歩いてくる4人に気づいた澤梓と遠藤祐子は、それぞれ立ち上がった。
冷泉麻子の表情が、明らかに明るくなっている。
作戦が成功したのだ。
武部沙織は2人を見つけると、大きく手を振って呼びかけた。
「梓ちゃん、祐子ちゃん。お待たせぇ!」
「……先輩方、どうだったんですか?」
「はい、お婆ちゃん。手術を受けてくれるそうです!」
「本当に、よかったですわ!」
秋山優花里と五十鈴華が、お互いの顔を見合いながら、笑いあった。
冷泉麻子は、親身になって心配してくれた5人の友達と後輩の前に立つと、ペコリと頭を下げた。
「……みんな、本当に世話になった。ありがとう」
それに対して、五十鈴華と秋山優花里は照れながら答えた。
「麻子さん、いいんですよ」
「そうですよ。気にしないでください」
そして武部沙織は、遠藤祐子の方を向いた。
「……あっ、それから、祐子ちゃん!」
「はいっ、武部先輩」
「麻子もね、訓練の手伝いしてくれるって!」
「えっ……、本当ですか。冷泉先輩」
遠藤祐子は、嬉しさで少し声が上ずって、冷泉麻子に聞いた。
冷泉麻子は、ニッコリと笑うと、その問いに答えた。
「……うん、しばらくは『お婆』は病院にいるから安心できる。それに……みんなに借りができたからな」
そんな冷泉麻子の言葉に『初代あんこうチーム』のメンバーはそれぞれに「『借り』だなんて。冷泉殿は本当に変わらないですね」「麻子の照れ隠し、なんだよね!」「麻子さんたら……ウフフ」と嬉しそうに声をかけたのだった。

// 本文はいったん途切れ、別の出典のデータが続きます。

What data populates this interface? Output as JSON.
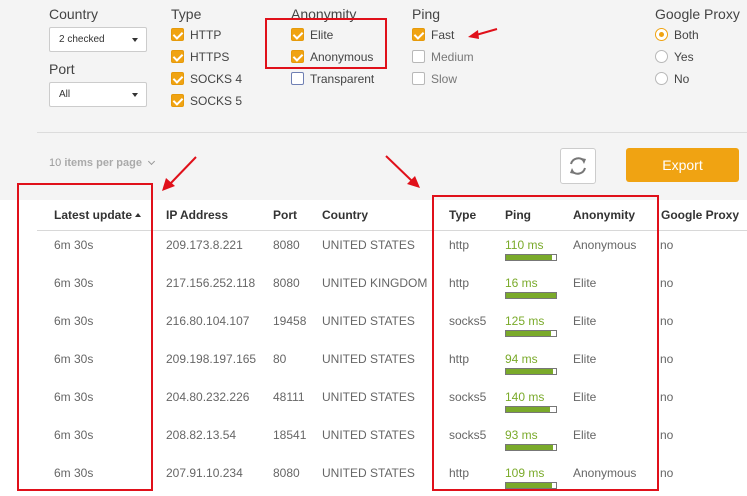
{
  "filters": {
    "country": {
      "title": "Country",
      "selected": "2 checked"
    },
    "port": {
      "title": "Port",
      "selected": "All"
    },
    "type": {
      "title": "Type",
      "options": [
        {
          "label": "HTTP",
          "checked": true
        },
        {
          "label": "HTTPS",
          "checked": true
        },
        {
          "label": "SOCKS 4",
          "checked": true
        },
        {
          "label": "SOCKS 5",
          "checked": true
        }
      ]
    },
    "anonymity": {
      "title": "Anonymity",
      "options": [
        {
          "label": "Elite",
          "checked": true
        },
        {
          "label": "Anonymous",
          "checked": true
        },
        {
          "label": "Transparent",
          "checked": false
        }
      ]
    },
    "ping": {
      "title": "Ping",
      "options": [
        {
          "label": "Fast",
          "checked": true
        },
        {
          "label": "Medium",
          "checked": false
        },
        {
          "label": "Slow",
          "checked": false
        }
      ]
    },
    "google_proxy": {
      "title": "Google Proxy",
      "options": [
        {
          "label": "Both",
          "selected": true
        },
        {
          "label": "Yes",
          "selected": false
        },
        {
          "label": "No",
          "selected": false
        }
      ]
    }
  },
  "toolbar": {
    "per_page_count": "10",
    "per_page_label": "items per page",
    "export_label": "Export",
    "refresh_icon": "refresh-icon"
  },
  "table": {
    "headers": [
      "Latest update",
      "IP Address",
      "Port",
      "Country",
      "Type",
      "Ping",
      "Anonymity",
      "Google Proxy"
    ],
    "rows": [
      {
        "update": "6m 30s",
        "ip": "209.173.8.221",
        "port": "8080",
        "country": "UNITED STATES",
        "type": "http",
        "ping": "110 ms",
        "ping_level": 0.92,
        "anonymity": "Anonymous",
        "google": "no"
      },
      {
        "update": "6m 30s",
        "ip": "217.156.252.118",
        "port": "8080",
        "country": "UNITED KINGDOM",
        "type": "http",
        "ping": "16 ms",
        "ping_level": 0.99,
        "anonymity": "Elite",
        "google": "no"
      },
      {
        "update": "6m 30s",
        "ip": "216.80.104.107",
        "port": "19458",
        "country": "UNITED STATES",
        "type": "socks5",
        "ping": "125 ms",
        "ping_level": 0.9,
        "anonymity": "Elite",
        "google": "no"
      },
      {
        "update": "6m 30s",
        "ip": "209.198.197.165",
        "port": "80",
        "country": "UNITED STATES",
        "type": "http",
        "ping": "94 ms",
        "ping_level": 0.93,
        "anonymity": "Elite",
        "google": "no"
      },
      {
        "update": "6m 30s",
        "ip": "204.80.232.226",
        "port": "48111",
        "country": "UNITED STATES",
        "type": "socks5",
        "ping": "140 ms",
        "ping_level": 0.88,
        "anonymity": "Elite",
        "google": "no"
      },
      {
        "update": "6m 30s",
        "ip": "208.82.13.54",
        "port": "18541",
        "country": "UNITED STATES",
        "type": "socks5",
        "ping": "93 ms",
        "ping_level": 0.93,
        "anonymity": "Elite",
        "google": "no"
      },
      {
        "update": "6m 30s",
        "ip": "207.91.10.234",
        "port": "8080",
        "country": "UNITED STATES",
        "type": "http",
        "ping": "109 ms",
        "ping_level": 0.92,
        "anonymity": "Anonymous",
        "google": "no"
      }
    ]
  },
  "colors": {
    "accent": "#f0a312",
    "ping_green": "#7aaa2a",
    "annotation_red": "#e0101a"
  }
}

しかし、冷泉麻子の弁護士になるための勉強は大丈夫なのだろうか?
ちょっと心配になった武部沙織は、冷泉麻子に聞いた。
「でも、麻子? 受験勉強の方は本当に大丈夫なの?」
冷泉麻子は、笑いながら武部沙織の質問に答えた。
「……うん、大丈夫だ。ちゃんと勉強も続ける」
「それでこそ、冷泉麻子よね」
笑顔でおしゃべりをしている『初代あんこうチーム』のメンバーを見ながら、澤梓は感慨深げに、遠藤祐子に話しかけた。
「祐子ちゃん、本当によかったね」
「女神の『お告げ』と『参謀』、『砲弾』と『翼』が揃って来てくれるよ」
「はい……。まるで『女神の四天王』ですね」
「本当ね。……本当にすごいわ。また、先輩たちの戦車道がみられるなんて」
しばらく談笑していた4人の先輩達だったが、武部沙織が声を上げた。
「さあ、これでミポリンを迎える準備が出来た!」
「私も、西住殿に早く会いたいです!」
「……私も隊長に、早く会いたい」
「みほさん、お元気かしら? ……早くお会いしたいです」
車長であった「西住みほ」に対する、素直な気持ちをお互いに声に出した。
武部沙織は、一歩離れたところで4人を見ていた澤梓と遠藤祐子にむかって、手を振って2人を呼んだ。
「梓ちゃん! 祐子ちゃん! 次の作戦会議をするよ。一緒に来て!」
「……次の作戦?」
五十鈴華は、武部沙織の方をみて、小首をかしげながら聞いた
「そっ! 名付けて『ミポリン奪還作戦』!」
武部沙織はそう言って右手の人差し指を、空にむかってかざした。
秋山優花里はニッコリと笑い、五十鈴華と冷泉麻子はキョトンとしている。
澤梓と遠藤祐子は、4人の方へ走って行った。
いよいよ、最後の作戦が始まる……。